The competing Seaway pipeline owned by Enterprise Products Partners LP and Enbridge Inc. switched direction in May 2012 and is taking as much as 400,000 barrels a day to Houston from Cushing. The companies plan to expand its capacity to 850,000 barrels a day in the first half of 2014.

“It’s bullish for WTI because we’re going to be pulling more barrels out of Cushing,” said Carl Larry, president of Oil Outlooks & Opinions LLC in Houston. “Once they start taking out, say 500,000 barrels a day, along with Seaway expanding, it’s going to pull crude out of Cushing a bit faster than it’s going in.”

Project Split

The pipeline was originally part of TransCanada’s Keystone XL project, which entered its sixth year of U.S. review last month.
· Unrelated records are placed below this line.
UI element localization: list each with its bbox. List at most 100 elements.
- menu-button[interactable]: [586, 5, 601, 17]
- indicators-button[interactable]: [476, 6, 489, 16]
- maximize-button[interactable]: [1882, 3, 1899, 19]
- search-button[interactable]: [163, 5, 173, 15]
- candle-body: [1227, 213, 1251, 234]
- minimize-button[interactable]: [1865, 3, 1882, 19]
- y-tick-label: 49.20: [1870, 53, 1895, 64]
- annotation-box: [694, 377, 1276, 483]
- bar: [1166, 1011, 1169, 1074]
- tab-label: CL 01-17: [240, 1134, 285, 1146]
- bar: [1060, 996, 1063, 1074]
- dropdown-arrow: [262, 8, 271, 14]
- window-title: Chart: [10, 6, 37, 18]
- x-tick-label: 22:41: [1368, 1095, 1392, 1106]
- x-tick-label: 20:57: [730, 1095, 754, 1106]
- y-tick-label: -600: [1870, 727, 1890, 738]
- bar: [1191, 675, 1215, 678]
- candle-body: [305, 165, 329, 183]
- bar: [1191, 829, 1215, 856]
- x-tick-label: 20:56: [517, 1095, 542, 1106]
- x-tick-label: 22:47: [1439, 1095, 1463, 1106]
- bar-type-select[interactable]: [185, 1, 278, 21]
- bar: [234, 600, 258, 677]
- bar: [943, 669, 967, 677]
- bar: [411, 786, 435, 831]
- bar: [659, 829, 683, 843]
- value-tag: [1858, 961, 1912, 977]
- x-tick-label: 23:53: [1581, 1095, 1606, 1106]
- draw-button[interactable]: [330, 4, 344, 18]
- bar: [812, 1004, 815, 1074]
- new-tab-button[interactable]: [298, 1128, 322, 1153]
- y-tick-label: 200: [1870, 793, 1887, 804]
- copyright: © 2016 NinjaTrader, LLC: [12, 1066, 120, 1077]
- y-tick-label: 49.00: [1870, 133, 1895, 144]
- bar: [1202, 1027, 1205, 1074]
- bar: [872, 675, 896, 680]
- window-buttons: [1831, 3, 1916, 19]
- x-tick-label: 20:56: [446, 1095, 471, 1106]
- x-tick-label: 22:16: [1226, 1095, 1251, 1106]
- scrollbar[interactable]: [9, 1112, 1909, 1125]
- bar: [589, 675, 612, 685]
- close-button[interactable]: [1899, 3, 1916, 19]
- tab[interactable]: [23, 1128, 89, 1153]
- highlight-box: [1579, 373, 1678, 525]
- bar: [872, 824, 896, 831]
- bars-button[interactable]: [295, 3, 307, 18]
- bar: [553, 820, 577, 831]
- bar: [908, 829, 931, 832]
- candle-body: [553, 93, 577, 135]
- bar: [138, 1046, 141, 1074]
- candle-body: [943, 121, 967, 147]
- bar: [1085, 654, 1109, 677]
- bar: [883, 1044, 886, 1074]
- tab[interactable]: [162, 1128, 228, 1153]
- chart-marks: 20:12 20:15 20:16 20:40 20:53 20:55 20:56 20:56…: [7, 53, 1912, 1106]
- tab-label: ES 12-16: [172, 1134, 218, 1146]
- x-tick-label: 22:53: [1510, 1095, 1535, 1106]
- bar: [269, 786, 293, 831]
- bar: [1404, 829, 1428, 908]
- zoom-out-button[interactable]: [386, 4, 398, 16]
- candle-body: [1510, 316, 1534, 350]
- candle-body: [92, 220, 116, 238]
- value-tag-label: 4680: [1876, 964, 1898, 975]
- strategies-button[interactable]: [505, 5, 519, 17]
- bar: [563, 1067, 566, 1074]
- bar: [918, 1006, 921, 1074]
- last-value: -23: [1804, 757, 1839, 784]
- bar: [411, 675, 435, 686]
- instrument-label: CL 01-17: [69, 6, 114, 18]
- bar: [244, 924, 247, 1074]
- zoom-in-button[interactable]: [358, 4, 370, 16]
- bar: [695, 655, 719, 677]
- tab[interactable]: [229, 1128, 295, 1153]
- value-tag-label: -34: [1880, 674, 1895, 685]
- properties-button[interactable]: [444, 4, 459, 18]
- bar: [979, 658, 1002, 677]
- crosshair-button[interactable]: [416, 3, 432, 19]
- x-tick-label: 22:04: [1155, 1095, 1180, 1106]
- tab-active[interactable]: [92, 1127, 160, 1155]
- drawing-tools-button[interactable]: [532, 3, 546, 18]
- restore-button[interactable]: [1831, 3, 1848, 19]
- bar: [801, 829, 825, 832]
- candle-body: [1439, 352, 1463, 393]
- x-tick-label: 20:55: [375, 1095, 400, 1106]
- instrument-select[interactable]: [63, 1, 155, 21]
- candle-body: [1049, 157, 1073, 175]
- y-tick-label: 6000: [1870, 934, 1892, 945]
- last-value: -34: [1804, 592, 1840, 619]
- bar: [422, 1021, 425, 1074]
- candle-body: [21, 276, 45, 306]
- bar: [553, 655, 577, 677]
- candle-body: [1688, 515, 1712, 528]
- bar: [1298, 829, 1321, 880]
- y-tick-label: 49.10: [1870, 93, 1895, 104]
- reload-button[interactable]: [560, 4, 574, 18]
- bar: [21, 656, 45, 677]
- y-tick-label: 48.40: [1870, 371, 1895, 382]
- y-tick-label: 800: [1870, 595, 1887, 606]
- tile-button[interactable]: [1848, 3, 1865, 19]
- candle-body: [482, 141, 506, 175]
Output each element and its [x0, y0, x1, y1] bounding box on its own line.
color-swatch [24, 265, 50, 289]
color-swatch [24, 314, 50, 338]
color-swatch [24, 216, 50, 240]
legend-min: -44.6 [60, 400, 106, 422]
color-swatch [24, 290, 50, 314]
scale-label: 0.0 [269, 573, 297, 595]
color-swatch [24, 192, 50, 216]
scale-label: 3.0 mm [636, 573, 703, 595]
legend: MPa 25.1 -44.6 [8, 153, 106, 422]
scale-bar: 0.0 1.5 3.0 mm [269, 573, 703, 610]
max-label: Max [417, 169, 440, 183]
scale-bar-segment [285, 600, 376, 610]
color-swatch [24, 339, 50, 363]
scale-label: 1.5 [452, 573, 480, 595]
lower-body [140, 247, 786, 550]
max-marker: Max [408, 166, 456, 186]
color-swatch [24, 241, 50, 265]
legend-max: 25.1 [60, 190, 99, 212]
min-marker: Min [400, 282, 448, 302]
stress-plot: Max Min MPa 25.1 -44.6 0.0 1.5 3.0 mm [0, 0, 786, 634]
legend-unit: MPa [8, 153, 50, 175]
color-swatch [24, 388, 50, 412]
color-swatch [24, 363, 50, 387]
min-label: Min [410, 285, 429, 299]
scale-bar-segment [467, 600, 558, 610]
President Barack Obama initially rejected that plan in January 2012, citing concerns with its path through ecologically sensitive lands in Nebraska.

TransCanada reapplied with a new Nebraska route last year and split the project in two, proceeding with the southern portion to the Gulf Coast that doesn’t require federal permission.

The $5.4 billion northern section can be built at the earliest two years after it gets a U.S. presidential permit, which is expected early next year, Chief Executive Officer Russ Girling said Nov. 19.

“There will be a superhighway starting in the first quarter of next year, with Seaway twinned and the southern leg of XL, a million barrels per day of additional pipeline capacity,” Judith Dwarkin, chief energy economist at ITG Investment Research Inc. said in a phone interview from Calgary.

In TransCanada’s filing, the company proposed uncommitted pipeline tariffs of $10.20 a barrel ($64.16 a cubic meter) for light crude and $11.34 a barrel for heavy crude to Port Arthur, Texas, from the U.S.-Canada border near Haskett, Manitoba.

Uncommitted per-barrel rates to Cushing from the border are $6.82 for light and $7.28 for heavy oil.